After 11 years in Yuka, Bellosillo was called to Botswana. After passing the national physician’s exam there, he worked in the Kanye Seventh-day Adventist Hospital in Kanye, Botswana from 2004 to early 2007. From late 2007 to 2012, he served in the Scheer Memorial Adventist Hospital in Banepa, Nepal. Next, he served for two years at the Batouri Adventist Hospital in Batouri, Cameroon. He began his service at the Buae Seventh-day Adventist Dispensary in Buae, Cameroon in 2014 with his mission service slated to end in 2020.

Regardless of where he served, he would encourage his patients to read the Bible so they could be prepared for Jesus’ soon coming. In addition, he served as a church elder and a Sabbath School teacher as well as organizing outreach programs in various countries.

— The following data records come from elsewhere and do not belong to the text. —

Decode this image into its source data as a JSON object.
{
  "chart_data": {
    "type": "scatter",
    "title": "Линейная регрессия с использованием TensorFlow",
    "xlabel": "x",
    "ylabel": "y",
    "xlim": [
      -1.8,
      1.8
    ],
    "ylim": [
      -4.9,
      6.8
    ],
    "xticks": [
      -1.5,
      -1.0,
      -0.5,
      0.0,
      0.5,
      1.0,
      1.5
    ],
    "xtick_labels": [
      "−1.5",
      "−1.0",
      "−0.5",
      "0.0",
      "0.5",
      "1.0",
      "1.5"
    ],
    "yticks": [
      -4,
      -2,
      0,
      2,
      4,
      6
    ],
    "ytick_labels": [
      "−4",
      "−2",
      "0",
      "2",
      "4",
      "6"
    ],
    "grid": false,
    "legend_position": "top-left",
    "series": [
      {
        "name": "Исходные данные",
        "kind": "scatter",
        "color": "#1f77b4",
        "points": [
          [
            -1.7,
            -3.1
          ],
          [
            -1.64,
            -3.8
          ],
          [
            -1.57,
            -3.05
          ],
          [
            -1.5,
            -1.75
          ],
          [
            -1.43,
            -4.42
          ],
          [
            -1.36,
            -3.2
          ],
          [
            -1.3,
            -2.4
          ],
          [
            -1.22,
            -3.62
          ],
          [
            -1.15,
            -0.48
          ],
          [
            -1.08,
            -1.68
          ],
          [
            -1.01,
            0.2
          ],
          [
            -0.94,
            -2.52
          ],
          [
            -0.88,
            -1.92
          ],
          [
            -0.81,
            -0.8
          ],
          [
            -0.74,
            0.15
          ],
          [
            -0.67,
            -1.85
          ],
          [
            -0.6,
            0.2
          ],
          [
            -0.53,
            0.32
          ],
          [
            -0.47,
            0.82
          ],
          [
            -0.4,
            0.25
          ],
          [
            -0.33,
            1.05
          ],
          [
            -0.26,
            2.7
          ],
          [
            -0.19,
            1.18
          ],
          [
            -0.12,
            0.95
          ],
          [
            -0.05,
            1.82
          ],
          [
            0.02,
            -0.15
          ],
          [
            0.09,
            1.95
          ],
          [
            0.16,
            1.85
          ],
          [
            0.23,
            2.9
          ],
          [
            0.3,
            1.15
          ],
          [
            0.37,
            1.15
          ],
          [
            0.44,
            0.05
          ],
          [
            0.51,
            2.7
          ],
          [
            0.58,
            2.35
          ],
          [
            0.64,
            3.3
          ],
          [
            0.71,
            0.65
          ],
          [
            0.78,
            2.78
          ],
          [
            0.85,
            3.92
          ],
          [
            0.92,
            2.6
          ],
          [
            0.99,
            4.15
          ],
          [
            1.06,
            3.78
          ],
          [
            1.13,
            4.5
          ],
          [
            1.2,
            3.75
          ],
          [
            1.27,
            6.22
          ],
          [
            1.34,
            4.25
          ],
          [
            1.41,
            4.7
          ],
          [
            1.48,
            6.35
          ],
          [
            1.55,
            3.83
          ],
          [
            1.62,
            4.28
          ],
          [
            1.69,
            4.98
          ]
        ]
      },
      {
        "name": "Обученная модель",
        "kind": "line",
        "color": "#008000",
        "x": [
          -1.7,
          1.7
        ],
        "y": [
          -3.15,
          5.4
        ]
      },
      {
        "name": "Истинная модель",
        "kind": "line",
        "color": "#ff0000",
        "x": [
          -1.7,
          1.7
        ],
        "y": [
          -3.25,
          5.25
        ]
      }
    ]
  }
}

A few months before the end of his term in 2020, he contracted malaria which greatly weakened him. Before he could fully recover, he became sick again. As his condition worsened, he was admitted to a series of hospitals in Cameroon before he was diagnosed with COVID-19. Shortly thereafter, he passed away on June 17. However, his life of service and sacrifice will continue to impact and inspire not only those who knew him, but those who seek to similarly serve.

German Luste, co-director of the General Conference’s missionary processing program (IPRS), said, “We praise the name of the Lord for missionaries like Dr Manuel Bellosillo, who has served together with his family in Zambia, and then in Nepal and Cameroon. Dr Bellosillo was an example of professionalism and care, who was always willing to go the second mile to serve others. May his life inspire others to serve God!”

Kevin Costello of the missionary processing department at the Southern Asia-Pacific Division (SSD) based in Silang, Cavite Philippines, noted that “both Dr. and Mrs. Bellosillo dedicated their lives as missionary doctors for God, with over a quarter century of sacrificial service, ministering to the sick and infirmed, meeting their physical needs while at the same time,  pointing their patients to the One who can heal them spiritually.   The Adventist Church is very grateful for the dedicated service of Dr. Manuel and we are deeply moved by the ultimate sacrifice of his life while in service of the Master.”

“…One thing is for sure: his legacy of service and God-fearing life will carry on in his family…With aching hearts, we will continue his legacy by serving others, and working hard in each of our respective fields. And most importantly, make God our partner in every decision and action we do until we are reunited with our father on that resurrection morning,” said his family in a joint statement.

A celebration of life memorial service will be hosted by the Southern Asia-Pacific Division on August 16 at 7:30 pm Philippine Standard Time (GMT +8 at and

Dr. Manuel Bellosillo is survived by his wife Elma, daughters Femae Love Bellosillo and Illoza Joy P. Bellosillo-Palacol, both physicians at Palawan Adventist Hospital, and son Leomel Jezter Bellosillo, a master’s in public health graduate who is a laboratory scientist. The Bellosillos’ first grandchild is expected to be born to Illoza and her husband Ryan in early August.